Senin, 16 April 2012

Cara membuat Abstrak pada Karya Tulis Ilmiah

Sebelum kita melangkah lebih jauh dalam menulis karya tulis ilmiah  sebaiknya kita tahu dulu cara membuat Abstrak. Untuk kalini saya akan membahas cara membuat abstrak dan jenis-jenis abstrak. Ok saya langsung saja jelaskan.



Bahwa Abstrak merupakan uraian ringkas, cermat dan menyeluruh dari isi suatu karangan ilmiah. Untuk itu Abstrak yang baik harus memenuhi syarat-syarat sebagai berikut :

1. Merupakan uraian ringkas, cermat dan menyeluruh sehingga mencerminkan keseluruhan isi judul. Abstrak dapat berdiri sendiri sebagai satu kesatuan yang utuh sehingga dapat dimuat dalam satu majalah yang khusus memuat abstrak, seperti Dental Abstract.
2.Tanpa komentar dari pembuatnya di luar apa yang dikemukakan dalam karangan ilmiah. Maksud dari tanpa komentar disini adalah bawah tanpa ada unsur subjektif dari penulis karena semua didasarkan atas hasil penelitian.

3.Dapat dikerjakan orang lain, tetapi sebaiknya dibuat sendiri oleh penulisnya karena ia lebih memahami apa yang disajikannya dalam karangan ilmiah tersebut.

4.Terdapat pada permulaan karangan ilmiah sehingga pembaca segera dapat mengetahui informasi yang disajikan sesuai dengan keperluan atau minatnya.

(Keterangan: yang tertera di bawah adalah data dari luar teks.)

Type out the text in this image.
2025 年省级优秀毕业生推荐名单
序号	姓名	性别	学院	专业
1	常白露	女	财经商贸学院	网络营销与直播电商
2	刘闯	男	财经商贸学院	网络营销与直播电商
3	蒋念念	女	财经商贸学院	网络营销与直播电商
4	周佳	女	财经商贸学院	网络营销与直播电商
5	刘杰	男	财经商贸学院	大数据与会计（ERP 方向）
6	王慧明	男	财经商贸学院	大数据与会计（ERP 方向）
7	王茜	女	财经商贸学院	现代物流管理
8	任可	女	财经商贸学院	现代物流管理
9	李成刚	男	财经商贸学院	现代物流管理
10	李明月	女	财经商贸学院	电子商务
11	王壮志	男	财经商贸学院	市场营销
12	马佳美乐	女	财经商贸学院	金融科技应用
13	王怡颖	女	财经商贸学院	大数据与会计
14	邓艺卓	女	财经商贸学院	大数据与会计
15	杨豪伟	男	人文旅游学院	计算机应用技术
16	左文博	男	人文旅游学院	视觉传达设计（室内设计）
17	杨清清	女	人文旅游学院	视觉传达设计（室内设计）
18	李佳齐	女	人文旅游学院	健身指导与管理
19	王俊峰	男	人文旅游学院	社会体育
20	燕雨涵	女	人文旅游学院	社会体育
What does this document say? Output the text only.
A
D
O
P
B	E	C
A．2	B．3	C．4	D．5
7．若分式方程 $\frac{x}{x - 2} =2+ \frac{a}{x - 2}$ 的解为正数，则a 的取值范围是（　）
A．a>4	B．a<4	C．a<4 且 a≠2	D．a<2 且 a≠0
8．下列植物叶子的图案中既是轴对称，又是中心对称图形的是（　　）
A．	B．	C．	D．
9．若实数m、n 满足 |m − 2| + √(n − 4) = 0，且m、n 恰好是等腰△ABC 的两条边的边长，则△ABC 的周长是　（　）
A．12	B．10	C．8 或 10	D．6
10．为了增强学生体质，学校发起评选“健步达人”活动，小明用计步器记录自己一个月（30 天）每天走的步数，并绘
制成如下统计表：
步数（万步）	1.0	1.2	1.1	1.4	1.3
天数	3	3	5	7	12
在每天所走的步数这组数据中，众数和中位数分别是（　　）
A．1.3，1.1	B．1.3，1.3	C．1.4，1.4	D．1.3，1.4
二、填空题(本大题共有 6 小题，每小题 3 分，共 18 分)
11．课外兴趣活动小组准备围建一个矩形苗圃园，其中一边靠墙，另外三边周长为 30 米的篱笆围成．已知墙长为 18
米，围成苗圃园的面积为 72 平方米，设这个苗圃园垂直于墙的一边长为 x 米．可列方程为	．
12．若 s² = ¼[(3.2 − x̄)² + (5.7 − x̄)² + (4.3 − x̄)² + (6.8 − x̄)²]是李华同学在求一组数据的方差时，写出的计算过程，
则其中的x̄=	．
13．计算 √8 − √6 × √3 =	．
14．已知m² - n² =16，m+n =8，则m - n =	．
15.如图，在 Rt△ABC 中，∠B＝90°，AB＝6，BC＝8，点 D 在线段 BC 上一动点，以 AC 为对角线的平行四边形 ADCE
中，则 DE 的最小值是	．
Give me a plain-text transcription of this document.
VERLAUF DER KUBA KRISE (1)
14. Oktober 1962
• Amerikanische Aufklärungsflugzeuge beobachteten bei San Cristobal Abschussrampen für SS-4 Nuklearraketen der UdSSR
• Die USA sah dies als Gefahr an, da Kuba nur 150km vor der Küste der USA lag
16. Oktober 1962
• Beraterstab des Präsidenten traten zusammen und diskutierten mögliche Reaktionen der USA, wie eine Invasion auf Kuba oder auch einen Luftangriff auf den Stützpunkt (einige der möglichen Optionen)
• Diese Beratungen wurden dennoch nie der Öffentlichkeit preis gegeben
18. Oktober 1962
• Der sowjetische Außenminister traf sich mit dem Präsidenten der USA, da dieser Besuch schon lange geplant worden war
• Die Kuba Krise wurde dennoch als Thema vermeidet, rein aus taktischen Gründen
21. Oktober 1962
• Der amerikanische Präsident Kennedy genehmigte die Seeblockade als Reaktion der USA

5.Isi suatu abstrak sebaiknya jangan melebihi 250 kata atau sekitar 25 baris jika setiap baris terdiri atas 10 kata.

6.Dalam abstrak tak ada pergantian paragraf (tanpa alinea). Artinya adalah dalam abstarks tidak ada paragrapf

7.Huruf yang digunakan dalam abstrak sebaiknya berbeda besarnya dengan huruf isi karangan ilmiah.

8.Sedapat mungkin dihindari pemakaian, kalimat aktif, sebaiknya kalimat pasif.

9.Kepustakaan, singkatan, ilustrasi, grafik dan tabel tak boleh dicantumkan.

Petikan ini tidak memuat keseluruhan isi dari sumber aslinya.